Gerstein R M, Lieber M R
Department of Pathology, Stanford University School of Medicine, California 94305-5324.
Nature. 1993 Jun 17;363(6430):625-7. doi: 10.1038/363625a0.
Among site-directed DNA recombination systems, V(D)J recombination is noteworthy in that identical reactants yield different recombination products at the junction of joined segments. This variation is the basis for diversity at the base of antigen receptor binding pockets and corresponds to V-(D)-J DNA junctions. An abundance of certain junctions has been noted. It has been proposed that these junctions are favoured because they occur where short regions of homology in participating coding ends might align preferentially.
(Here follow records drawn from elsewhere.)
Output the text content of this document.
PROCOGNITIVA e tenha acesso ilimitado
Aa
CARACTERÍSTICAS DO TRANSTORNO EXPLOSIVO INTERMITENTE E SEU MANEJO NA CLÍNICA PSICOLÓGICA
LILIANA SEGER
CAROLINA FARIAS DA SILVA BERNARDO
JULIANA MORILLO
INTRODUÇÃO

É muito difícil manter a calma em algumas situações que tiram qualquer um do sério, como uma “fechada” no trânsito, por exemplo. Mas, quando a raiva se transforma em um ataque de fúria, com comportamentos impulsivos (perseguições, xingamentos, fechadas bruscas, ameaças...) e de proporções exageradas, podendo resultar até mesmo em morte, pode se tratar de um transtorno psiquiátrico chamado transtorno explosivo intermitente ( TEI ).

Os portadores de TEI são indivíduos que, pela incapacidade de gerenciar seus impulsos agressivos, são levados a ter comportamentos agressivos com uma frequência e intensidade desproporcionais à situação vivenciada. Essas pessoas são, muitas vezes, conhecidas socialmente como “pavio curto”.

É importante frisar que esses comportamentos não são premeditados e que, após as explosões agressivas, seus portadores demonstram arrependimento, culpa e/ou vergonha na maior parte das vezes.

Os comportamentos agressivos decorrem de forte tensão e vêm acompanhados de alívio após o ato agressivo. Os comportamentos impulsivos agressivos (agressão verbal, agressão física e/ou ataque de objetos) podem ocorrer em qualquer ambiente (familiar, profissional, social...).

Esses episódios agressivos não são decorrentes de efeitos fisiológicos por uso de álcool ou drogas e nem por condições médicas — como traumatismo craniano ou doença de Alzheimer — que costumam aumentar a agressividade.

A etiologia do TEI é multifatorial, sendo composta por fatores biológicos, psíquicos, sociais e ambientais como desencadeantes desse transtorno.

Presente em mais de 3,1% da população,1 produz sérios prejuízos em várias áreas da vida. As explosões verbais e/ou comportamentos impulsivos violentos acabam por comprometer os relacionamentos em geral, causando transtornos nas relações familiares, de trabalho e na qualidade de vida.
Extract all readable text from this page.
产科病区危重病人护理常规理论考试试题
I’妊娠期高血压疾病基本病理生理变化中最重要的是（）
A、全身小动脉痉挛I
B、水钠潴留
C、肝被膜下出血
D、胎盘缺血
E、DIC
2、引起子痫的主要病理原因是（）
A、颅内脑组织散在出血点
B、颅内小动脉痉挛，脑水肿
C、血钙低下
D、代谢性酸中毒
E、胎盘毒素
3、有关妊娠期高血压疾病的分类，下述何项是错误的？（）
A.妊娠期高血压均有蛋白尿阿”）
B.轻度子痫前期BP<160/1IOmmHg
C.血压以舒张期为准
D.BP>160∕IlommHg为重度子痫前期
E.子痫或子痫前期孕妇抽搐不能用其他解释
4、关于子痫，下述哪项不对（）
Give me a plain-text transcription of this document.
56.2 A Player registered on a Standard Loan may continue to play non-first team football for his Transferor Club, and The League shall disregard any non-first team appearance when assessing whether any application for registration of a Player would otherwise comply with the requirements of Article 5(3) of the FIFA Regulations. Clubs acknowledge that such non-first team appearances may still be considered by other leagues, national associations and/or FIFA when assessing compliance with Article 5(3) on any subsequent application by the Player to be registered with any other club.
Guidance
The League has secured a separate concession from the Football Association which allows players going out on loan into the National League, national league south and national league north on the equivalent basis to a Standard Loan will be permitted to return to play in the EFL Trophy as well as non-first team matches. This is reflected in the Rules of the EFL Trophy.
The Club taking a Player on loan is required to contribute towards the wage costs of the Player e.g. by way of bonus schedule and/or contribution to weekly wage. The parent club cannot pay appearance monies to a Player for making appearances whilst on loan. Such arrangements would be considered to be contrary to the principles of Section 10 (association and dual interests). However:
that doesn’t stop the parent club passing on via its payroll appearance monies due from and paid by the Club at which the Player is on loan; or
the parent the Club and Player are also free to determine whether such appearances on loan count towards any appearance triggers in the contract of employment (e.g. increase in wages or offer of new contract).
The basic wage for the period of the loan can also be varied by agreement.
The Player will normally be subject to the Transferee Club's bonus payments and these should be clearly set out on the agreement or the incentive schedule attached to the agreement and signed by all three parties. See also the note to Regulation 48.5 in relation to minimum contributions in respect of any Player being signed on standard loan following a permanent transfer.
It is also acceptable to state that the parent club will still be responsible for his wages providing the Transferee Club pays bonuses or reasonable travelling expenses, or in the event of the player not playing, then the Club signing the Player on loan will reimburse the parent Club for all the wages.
Here we use a system that is entirely free from cellular selection to show that the diversity of coding joints can be severely restricted when the coding ends participating in the reaction have short regions of homology. This constraint on diversity is diminished but not eliminated by terminal deoxynucleotidyl transferase, a mechanistic feature that has implications for the establishment of the immune repertoire.
在定点DNA重组系统中,V(D)J重组值得关注,因为相同的反应物在连接片段的连接处会产生不同的重组产物。这种变异是抗原受体结合口袋底部多样性的基础,并且与V-(D)-J DNA连接相对应。已经注意到某些连接的丰度。有人提出,这些连接受到青睐是因为它们出现在参与编码末端的短同源区域可能优先对齐的地方。在这里,我们使用一个完全不受细胞选择影响的系统来表明,当参与反应的编码末端具有短同源区域时,编码接头的多样性可能会受到严重限制。末端脱氧核苷酸转移酶减少了对多样性的这种限制,但并未消除,这一机制特征对免疫库的建立具有影响。